Unsupervised CNN for Single View Depth Estimation: Geometry to the Rescue

Overview

Realtime Unsupervised Depth Estimation from an Image

This is the caffe implementation of our paper "Unsupervised CNN for single view depth estimation: Geometry to the rescue" published in ECCV 2016 with minor modifications. In this variant, we train the network end-to-end instead of in coarse to fine manner with deeper network (Resnet 50) and TVL1 loss instead of HS loss.

With the implementation we share the sample Resnet50by2 model trained on KITTI training set:

https://github.com/Ravi-Garg/Unsupervised_Depth_Estimation/blob/master/model/train_iter_40000.caffemodel

Shared model is a small variant of the 50 layer residual network from scratch on KITTI. Our model is <25 MB and predicts depths on 160x608 resolution images at over 30Hz on Nvidia Geforce GTX980 (50Hz on TITAN X). It can be used with caffe without any modification and we provide a simple matlab wrapper for testing.

Click on the image to watch preview of the results on youtube:

Screenshot

If you use our model or the code for your research please cite:

@inproceedings{garg2016unsupervised,
  title={Unsupervised CNN for single view depth estimation: Geometry to the rescue},
  author={Garg, Ravi and Kumar, BG Vijay and Carneiro, Gustavo and Reid, Ian},
  booktitle={European Conference on Computer Vision},
  pages={740--756},
  year={2016},
  organization={Springer}
}

Training Procedure

This model was trained on 23200 raw stereo pairs of KITTI taken from city, residential and road sequences. Images from other sequences of KITTI were left untouched. A subset of 697 images from 28 sequences froms the testset, leaving the remaining 33 sequences from these categories which can be used for training.

To use the same training data use the splits spacified in the file 'train_test_split.mat'.

Our model is trained end-to-end from scratch with adam solver (momentum1 = 0.9 , momentom2 = 0.999, learning rate =10e-3 ) for 40,000 iterations on 4 gpus with batchsize 14 per GPU. This model is a pre-release further tuning of hyperparameters should improve results. Only left-right flips as described in the paper were used to train the provided network. Other agumentations described in the paper and runtime shuffle were not used but should also lead to performance imrovement.

Here is the training loss recorded per 20 iterations:

loss per 20 iterations

Note: We have resized the KITTI images to 160x608 for training - which changes the aspect ratio of the images. Thus for proper evaluation on KITTI the images needs to be resized to this resolution and predicted disparities should be scaled by a factor of 608/width_of_input_image before computing depth. For ease in citing the results for further publications, we share the performance measures.

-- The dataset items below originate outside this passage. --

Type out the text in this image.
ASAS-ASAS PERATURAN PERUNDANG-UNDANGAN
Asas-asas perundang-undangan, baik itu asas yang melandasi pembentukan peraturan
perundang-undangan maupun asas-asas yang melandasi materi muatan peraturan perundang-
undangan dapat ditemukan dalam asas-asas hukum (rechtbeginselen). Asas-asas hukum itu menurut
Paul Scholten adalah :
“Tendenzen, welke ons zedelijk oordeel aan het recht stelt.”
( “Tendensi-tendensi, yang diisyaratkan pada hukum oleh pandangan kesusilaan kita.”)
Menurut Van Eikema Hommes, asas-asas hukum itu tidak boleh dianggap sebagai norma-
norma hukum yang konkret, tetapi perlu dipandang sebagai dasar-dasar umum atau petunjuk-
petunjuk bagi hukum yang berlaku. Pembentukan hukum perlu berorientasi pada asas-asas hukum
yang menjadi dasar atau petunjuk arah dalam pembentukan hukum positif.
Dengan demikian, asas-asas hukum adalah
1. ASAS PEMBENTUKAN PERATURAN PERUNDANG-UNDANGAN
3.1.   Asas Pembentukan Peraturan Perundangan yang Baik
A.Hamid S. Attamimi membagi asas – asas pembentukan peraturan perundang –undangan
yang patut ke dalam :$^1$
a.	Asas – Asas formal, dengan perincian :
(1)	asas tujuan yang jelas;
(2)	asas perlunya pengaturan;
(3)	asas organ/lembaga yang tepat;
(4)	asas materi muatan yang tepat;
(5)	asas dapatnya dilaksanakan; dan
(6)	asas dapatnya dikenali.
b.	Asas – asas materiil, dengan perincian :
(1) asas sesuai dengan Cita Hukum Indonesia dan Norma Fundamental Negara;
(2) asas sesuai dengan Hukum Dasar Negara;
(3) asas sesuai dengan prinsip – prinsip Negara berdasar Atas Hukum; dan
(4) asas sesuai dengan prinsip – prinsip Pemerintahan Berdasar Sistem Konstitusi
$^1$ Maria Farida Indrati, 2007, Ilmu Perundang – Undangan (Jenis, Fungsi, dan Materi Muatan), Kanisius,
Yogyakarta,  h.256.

Our model gives following results on KITTI test-set without any post processing:

RMSE(linear): 4.400866

RMSE(log) : 0.233548

RMSE(log10) : 0.101441

Abs rel diff: 0.137796

Sq rel diff : 0.824861

accuracy THr 1.25 : 0.809765

accuracy THr 1.25 sq: 0.935108

accuracy THr 1.25 cube: 0.974739


The test-set consists of 697 images which was used in https://www.cs.nyu.edu/~deigen/depth/kitti_depth_predictions.mat Depth Predictions were first clipped to depth values between 0 and 50 meters and evaluated only in the region spacified in the given mask.

#Network Architecture

Architecture of our networks closely follow Residual networks scheme. We start from resnet 50 by 2 architecture and have replaced strided convolutions with 2x2 MAX pooling layers like VGG. The first 7x7 convolution with stride 2 is replaced with the 7x7 convolution with no stride and the max-pooled output at ½ resolution is passed through an extra 3x3 convolutional (128 features)->relu->2x2 pooling block. Rest of the network followes resnet50 with half the parameters every layer.

For dense prediction we have followed the skip-connections as specified in FCN and our ECCV paper. We have introduced a learnable scale layer with weight decay 0.01 before every 1x1 convolution of FCN skip-connections which allows us to merge mid-level features more efficiently by:

  • Adaptively selecting the mid-level features which are more correlated to depth of the scene.
  • Making 1x1 convolutions for projections more stable for end to end training.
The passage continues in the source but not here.